Does anyone have any experience with an inline transfer pump? Much higher head rating, but much lower flow rate. Can they be used together? Will 1400 gph from my current pump do anything to an inline pump rated for 300 gph? Will the inline pump add anything if water is already flowing through it faster than it can pump? I would hate to buy a second pump and not have the system work.
 

boomdawg

Member
IG, Ok then your heat issues should be handled with all those rezz's. Dont know what I was thinking.
If Im reading correctly you are wondering about combining the 2 different kind of pumps or if they will work together? I really dont know. My inline works great by itself with 6' of head. But stand by for complications when you mix it up. you may skate though...

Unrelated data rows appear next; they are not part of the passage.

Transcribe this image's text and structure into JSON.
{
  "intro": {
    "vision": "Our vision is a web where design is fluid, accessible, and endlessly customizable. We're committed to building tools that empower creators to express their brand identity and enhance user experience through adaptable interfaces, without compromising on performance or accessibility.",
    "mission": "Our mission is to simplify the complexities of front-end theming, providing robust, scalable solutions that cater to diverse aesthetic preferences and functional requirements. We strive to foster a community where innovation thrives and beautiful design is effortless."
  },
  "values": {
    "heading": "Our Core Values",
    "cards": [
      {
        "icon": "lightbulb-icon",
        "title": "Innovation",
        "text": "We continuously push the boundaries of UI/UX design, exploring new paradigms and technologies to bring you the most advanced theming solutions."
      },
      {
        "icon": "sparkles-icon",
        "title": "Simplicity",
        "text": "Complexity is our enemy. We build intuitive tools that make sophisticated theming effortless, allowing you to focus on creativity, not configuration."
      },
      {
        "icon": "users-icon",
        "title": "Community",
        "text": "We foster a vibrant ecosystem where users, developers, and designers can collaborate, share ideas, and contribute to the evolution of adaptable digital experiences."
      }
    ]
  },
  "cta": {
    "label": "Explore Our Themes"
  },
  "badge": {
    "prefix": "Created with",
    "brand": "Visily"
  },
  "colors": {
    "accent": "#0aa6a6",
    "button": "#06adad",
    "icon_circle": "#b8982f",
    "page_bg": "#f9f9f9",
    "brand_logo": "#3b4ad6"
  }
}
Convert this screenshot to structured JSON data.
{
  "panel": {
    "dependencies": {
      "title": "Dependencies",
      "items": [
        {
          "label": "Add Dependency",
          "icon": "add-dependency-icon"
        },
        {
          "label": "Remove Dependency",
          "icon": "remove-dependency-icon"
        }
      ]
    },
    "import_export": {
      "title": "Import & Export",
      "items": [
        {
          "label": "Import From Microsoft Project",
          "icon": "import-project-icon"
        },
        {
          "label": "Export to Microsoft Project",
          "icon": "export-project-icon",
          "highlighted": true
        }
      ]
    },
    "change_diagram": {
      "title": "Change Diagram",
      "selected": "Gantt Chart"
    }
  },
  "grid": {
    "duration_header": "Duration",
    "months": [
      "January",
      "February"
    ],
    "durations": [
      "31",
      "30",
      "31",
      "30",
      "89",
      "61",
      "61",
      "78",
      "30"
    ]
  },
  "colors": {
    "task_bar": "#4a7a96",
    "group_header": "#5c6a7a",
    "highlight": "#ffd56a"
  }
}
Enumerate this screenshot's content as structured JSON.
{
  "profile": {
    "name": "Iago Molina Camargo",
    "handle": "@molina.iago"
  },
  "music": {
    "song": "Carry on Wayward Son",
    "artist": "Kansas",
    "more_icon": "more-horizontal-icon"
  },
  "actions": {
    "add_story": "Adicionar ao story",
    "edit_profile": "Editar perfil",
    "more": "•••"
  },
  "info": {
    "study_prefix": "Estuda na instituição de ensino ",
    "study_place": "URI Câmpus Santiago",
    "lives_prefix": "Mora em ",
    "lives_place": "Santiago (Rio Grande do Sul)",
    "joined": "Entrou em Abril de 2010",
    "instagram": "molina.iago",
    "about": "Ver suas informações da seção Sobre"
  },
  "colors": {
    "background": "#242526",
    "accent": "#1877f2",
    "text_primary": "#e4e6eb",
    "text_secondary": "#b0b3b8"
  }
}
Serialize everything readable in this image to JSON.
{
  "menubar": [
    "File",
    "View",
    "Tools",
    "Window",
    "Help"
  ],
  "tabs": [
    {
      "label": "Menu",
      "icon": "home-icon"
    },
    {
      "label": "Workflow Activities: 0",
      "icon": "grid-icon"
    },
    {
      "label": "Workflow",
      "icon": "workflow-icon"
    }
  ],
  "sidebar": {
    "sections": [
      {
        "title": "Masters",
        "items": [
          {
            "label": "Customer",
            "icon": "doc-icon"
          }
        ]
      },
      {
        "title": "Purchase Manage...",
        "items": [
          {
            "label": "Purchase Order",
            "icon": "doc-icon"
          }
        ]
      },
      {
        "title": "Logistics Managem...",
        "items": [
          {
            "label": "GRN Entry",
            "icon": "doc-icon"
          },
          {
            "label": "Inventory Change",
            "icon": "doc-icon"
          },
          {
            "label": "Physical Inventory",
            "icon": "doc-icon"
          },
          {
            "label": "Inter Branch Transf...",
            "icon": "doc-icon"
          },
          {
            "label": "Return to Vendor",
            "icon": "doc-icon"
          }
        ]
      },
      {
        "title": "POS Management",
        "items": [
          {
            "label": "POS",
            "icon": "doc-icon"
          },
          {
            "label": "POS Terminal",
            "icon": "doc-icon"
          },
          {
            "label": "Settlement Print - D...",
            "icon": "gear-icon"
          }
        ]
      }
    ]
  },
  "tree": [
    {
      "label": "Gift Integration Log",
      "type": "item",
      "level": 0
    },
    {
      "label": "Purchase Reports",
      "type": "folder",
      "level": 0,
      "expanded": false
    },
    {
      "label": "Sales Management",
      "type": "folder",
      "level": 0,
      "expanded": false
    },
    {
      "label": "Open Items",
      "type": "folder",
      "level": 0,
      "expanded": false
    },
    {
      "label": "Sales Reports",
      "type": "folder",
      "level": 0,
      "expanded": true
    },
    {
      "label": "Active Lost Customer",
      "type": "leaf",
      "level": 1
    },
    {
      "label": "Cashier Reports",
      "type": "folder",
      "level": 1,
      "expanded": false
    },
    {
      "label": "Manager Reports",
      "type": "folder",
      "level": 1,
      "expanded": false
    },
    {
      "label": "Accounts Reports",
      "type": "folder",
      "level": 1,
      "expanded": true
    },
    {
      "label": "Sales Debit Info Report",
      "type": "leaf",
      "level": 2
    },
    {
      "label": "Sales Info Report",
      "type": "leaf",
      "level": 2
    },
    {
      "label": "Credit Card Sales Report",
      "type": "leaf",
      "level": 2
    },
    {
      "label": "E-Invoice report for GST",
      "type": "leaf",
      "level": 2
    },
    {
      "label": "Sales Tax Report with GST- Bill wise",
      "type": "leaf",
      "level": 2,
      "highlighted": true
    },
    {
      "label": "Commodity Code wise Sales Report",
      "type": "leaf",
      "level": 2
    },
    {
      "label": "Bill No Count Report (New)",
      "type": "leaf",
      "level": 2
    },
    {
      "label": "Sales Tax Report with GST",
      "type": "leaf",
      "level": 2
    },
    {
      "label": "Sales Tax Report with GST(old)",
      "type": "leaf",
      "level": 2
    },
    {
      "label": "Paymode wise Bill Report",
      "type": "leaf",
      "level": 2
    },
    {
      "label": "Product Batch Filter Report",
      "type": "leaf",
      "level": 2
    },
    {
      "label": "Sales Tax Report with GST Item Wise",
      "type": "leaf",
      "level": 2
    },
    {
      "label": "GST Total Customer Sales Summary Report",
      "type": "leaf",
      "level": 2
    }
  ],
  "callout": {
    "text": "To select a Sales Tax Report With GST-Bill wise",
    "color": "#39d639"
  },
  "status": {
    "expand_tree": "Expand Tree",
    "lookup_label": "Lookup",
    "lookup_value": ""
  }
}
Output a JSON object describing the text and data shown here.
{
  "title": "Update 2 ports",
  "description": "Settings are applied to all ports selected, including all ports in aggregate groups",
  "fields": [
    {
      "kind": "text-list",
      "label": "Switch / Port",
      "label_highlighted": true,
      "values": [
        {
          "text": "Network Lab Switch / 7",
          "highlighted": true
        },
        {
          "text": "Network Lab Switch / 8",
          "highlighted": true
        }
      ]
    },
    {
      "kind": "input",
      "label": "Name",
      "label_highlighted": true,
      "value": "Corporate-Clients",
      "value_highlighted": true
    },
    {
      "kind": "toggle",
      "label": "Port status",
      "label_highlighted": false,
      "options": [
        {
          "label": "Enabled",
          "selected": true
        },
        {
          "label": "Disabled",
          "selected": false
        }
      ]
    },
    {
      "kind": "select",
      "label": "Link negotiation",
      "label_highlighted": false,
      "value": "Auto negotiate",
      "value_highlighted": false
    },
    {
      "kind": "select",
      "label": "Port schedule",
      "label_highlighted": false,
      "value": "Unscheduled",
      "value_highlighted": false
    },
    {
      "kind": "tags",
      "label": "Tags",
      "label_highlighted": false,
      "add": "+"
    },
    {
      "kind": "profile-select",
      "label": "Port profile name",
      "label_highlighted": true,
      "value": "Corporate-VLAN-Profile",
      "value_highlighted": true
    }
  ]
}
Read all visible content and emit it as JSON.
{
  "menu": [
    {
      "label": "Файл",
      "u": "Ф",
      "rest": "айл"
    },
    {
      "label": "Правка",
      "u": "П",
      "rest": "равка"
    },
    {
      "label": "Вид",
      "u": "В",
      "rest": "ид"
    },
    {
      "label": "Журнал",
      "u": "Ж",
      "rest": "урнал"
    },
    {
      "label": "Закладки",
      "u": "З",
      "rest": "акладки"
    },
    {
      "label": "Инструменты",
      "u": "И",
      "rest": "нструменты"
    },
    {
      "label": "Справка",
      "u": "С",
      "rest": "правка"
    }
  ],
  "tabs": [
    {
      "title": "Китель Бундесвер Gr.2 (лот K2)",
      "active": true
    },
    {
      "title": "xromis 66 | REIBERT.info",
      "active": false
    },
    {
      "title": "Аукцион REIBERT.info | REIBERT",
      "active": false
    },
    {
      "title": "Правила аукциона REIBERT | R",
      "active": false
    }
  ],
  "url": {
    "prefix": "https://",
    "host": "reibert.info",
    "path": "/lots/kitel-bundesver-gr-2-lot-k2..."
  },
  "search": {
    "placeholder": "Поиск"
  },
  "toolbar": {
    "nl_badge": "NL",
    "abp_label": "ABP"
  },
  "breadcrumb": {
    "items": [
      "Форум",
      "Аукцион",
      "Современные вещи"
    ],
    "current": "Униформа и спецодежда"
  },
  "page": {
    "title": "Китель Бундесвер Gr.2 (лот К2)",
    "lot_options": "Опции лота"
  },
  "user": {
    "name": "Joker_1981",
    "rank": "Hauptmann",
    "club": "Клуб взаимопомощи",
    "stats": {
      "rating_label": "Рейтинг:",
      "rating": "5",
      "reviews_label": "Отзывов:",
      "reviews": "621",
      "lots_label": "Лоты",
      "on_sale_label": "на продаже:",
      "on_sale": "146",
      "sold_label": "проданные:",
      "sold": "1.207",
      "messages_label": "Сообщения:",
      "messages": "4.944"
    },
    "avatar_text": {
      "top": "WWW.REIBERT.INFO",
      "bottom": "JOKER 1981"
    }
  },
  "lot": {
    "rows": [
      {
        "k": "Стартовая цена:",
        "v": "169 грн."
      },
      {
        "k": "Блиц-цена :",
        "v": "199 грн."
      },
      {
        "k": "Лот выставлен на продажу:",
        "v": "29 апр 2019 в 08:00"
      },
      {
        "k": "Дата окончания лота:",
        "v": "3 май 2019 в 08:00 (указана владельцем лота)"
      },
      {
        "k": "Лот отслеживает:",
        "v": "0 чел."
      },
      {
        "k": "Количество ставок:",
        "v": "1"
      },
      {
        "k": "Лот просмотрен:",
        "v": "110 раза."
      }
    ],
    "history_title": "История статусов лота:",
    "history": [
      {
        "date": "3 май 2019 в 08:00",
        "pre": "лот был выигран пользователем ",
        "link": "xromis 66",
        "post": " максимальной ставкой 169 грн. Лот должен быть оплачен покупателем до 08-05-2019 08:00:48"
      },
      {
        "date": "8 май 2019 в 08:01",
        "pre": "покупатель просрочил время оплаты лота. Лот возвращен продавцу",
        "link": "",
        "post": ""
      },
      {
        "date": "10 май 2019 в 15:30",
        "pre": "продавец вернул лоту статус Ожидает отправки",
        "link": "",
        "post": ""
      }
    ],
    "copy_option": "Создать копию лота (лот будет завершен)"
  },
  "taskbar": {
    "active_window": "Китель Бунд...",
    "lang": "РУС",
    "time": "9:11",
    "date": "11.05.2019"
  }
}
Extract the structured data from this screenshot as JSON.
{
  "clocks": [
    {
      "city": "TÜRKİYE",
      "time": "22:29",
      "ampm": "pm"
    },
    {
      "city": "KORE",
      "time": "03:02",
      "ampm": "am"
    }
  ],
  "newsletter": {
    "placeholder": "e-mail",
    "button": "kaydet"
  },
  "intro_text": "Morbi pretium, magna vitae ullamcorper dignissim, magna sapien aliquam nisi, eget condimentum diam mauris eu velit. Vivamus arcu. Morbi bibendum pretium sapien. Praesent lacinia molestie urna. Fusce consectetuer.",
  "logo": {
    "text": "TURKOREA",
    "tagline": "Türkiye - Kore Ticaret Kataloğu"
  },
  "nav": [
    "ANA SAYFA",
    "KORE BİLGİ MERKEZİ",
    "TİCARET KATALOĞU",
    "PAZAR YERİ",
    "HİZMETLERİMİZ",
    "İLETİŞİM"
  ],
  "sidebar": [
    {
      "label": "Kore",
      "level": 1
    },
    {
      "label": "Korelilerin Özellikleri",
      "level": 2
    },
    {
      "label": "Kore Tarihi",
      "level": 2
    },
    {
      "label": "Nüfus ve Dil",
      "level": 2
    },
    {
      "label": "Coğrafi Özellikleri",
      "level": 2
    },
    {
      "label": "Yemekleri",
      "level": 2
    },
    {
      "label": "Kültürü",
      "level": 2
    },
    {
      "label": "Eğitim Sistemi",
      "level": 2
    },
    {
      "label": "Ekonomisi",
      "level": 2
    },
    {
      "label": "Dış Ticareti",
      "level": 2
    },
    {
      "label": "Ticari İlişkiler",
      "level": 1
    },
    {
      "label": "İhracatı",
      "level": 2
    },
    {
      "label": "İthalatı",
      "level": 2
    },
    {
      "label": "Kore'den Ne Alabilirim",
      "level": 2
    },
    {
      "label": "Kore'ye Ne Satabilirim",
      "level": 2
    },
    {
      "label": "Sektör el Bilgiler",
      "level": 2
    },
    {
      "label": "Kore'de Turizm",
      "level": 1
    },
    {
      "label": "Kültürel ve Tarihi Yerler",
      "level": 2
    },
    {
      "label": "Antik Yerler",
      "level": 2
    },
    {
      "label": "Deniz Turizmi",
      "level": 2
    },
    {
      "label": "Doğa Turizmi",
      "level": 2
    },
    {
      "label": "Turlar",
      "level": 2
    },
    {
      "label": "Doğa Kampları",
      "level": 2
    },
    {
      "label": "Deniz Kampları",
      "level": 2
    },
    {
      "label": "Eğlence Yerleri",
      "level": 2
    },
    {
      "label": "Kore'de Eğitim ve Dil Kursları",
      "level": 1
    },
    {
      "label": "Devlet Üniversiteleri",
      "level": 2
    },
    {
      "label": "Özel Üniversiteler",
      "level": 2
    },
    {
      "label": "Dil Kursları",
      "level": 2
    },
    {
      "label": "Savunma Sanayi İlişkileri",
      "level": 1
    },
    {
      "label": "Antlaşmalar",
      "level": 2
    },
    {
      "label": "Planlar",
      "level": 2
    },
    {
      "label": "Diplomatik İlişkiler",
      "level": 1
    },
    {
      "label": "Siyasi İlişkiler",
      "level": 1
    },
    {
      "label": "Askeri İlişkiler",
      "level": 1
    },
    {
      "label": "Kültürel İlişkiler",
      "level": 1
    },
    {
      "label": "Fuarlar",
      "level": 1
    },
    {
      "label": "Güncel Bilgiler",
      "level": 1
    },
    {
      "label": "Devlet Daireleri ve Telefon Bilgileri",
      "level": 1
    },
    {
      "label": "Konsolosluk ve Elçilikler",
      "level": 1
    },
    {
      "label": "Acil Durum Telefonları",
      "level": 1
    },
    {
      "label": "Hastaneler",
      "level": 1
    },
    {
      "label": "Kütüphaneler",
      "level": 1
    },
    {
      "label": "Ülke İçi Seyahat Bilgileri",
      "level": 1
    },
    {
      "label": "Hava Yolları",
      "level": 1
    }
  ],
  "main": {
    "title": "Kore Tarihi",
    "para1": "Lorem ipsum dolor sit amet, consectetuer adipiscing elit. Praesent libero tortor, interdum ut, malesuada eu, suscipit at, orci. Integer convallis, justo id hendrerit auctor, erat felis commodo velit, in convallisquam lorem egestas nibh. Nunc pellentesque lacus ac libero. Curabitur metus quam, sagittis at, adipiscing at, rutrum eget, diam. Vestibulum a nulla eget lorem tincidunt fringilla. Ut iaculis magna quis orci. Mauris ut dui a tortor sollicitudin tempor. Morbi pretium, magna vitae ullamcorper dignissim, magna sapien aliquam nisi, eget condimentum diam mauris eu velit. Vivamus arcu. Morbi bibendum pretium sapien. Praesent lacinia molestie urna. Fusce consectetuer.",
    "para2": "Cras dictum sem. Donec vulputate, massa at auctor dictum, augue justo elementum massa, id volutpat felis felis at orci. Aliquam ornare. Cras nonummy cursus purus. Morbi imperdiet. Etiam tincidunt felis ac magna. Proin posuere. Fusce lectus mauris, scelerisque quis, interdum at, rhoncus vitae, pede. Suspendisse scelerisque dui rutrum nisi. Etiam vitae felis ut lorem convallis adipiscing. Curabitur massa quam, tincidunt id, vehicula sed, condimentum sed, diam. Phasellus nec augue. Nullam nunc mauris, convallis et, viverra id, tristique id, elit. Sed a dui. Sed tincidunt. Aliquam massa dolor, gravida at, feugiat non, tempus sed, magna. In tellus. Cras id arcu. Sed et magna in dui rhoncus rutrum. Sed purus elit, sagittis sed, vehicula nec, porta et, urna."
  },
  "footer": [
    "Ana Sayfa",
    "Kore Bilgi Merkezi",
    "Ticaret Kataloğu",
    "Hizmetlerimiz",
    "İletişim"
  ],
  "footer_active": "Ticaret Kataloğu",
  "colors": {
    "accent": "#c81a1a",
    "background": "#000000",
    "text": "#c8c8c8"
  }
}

Yeah drain to waste is a waste. I think Budley was just lettting you know of other options that were mentioned earlier in the thread that you might have forgotten or not known. Were going to hell anyway but if you drain to waste we all go to hell here sooner.
 
a standard 4 family house hold uses 400 gallons of water a day and this unit probably uses less than a hundred gallons in any one of our many grows. To balance and justify the drain to waste water usage I have decided for me and all of my 4 roommates to shower together. is this an acceptable less wasteful solution?